The airline pilots’ union wants to take over United Air Lines, and has sued to clear away two obstacles to its design in the form of two covenants in a collective bargaining agreement between United and the machinists’ union, a traditional rival of the pilots’ union. Section B(l)(b) of the agreement provides that in the event United is taken over, the machinists may file a section 6 notice under the Railway Labor Act, 45 U.S.C. § 156. The filing of such a notice is the first step in renegotiating a collective bargaining agreement in the industries subject to the Act, a process that can end in a strike if the parties are unable to agree on new terms. Section C of the agreement provides that if United offers an
In the first round, Judge Zagel held that the Railway Labor Act preempted state corporation law with respect to both provisions of the collective bargaining agreement, and further that Section C of the agreement violated the Act. 699 F.Supp. 1309, 1330-34 (N.D.Ill.1988). Since the pilots had not challenged Section B(l)(b) as a violation of the Railway Labor Act, but only as a violation of Delaware law, the effect of the judge’s ruling that the Act preempted that law was to clear away any possible objection to Section B(l)(b) founded on state law, and therefore to let that section stand. Both sides appealed, and we held that Section C was indeed a violation of the Railway Labor Act because it altered the pilots’ employment entitlements without negotiation with the pilots, but that the Act did not preempt state law with regard to B(l)(b), the reopener provision. We thought the effect of that provision on the pilots’ collective bargaining rights (as distinct from their investment interests) was too remote to justify the preclusion of state regulation. We remanded the case to Judge Zagel “for an initial determination concerning the lawfulness of sections B(l)(b) and C of the machinists' agreement under Delaware law.” 874 F.2d at 447. On remand, Judge Zagel found both provisions to be contrary to Delaware law, and he entered a declaratory judgment to that effect, 717 F.Supp. 575 (N.D.Ill.1989), from which United and the machinists have appealed.

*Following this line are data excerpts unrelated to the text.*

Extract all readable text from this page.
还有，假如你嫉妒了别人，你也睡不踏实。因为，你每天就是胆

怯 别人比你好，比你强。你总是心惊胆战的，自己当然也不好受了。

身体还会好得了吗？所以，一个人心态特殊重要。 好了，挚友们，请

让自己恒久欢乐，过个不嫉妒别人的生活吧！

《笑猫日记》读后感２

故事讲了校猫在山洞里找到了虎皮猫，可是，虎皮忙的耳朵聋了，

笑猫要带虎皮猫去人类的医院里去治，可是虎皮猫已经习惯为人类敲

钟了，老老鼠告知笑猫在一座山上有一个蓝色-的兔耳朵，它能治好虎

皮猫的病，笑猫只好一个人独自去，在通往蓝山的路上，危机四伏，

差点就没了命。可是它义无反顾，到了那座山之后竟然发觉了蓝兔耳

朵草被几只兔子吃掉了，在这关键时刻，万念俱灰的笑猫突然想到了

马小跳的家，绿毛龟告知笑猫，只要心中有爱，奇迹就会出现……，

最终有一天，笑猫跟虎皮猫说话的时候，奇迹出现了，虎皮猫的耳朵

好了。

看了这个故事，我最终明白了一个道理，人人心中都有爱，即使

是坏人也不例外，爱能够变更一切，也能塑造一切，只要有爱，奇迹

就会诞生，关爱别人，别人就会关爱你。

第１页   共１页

United’s first contention is that the case has become moot and that we should therefore dismiss the appeal and vacate Judge Zagel’s decision on remand. Since in our previous decision we had held Section C unlawful, and since the Supreme Court was not asked to review that decision, no purpose could be served, says United, by a declaration that Section C violates state law as well. Since, moreover, the machinists’ agreement with United provides that “all covenants will expire at the end of the current collective bargaining agreement (October 31, 1989),” both Section B(l)(b) and Section C have expired. The “reopen-er” provision (as the parties term B(l)(b), although it is different from a conventional collective bargaining agreement reopener) is doubly moot, adds United, since the machinists served a section 6 notice in October. The only relief sought or granted by Judge Zagel on remand was a declaration that the two provisions violate Delaware law; no damages or other retrospective relief was sought. If the two provisions no longer have any force, then whatever force they may once have had and whatever mischief they may once have done, the case is now moot.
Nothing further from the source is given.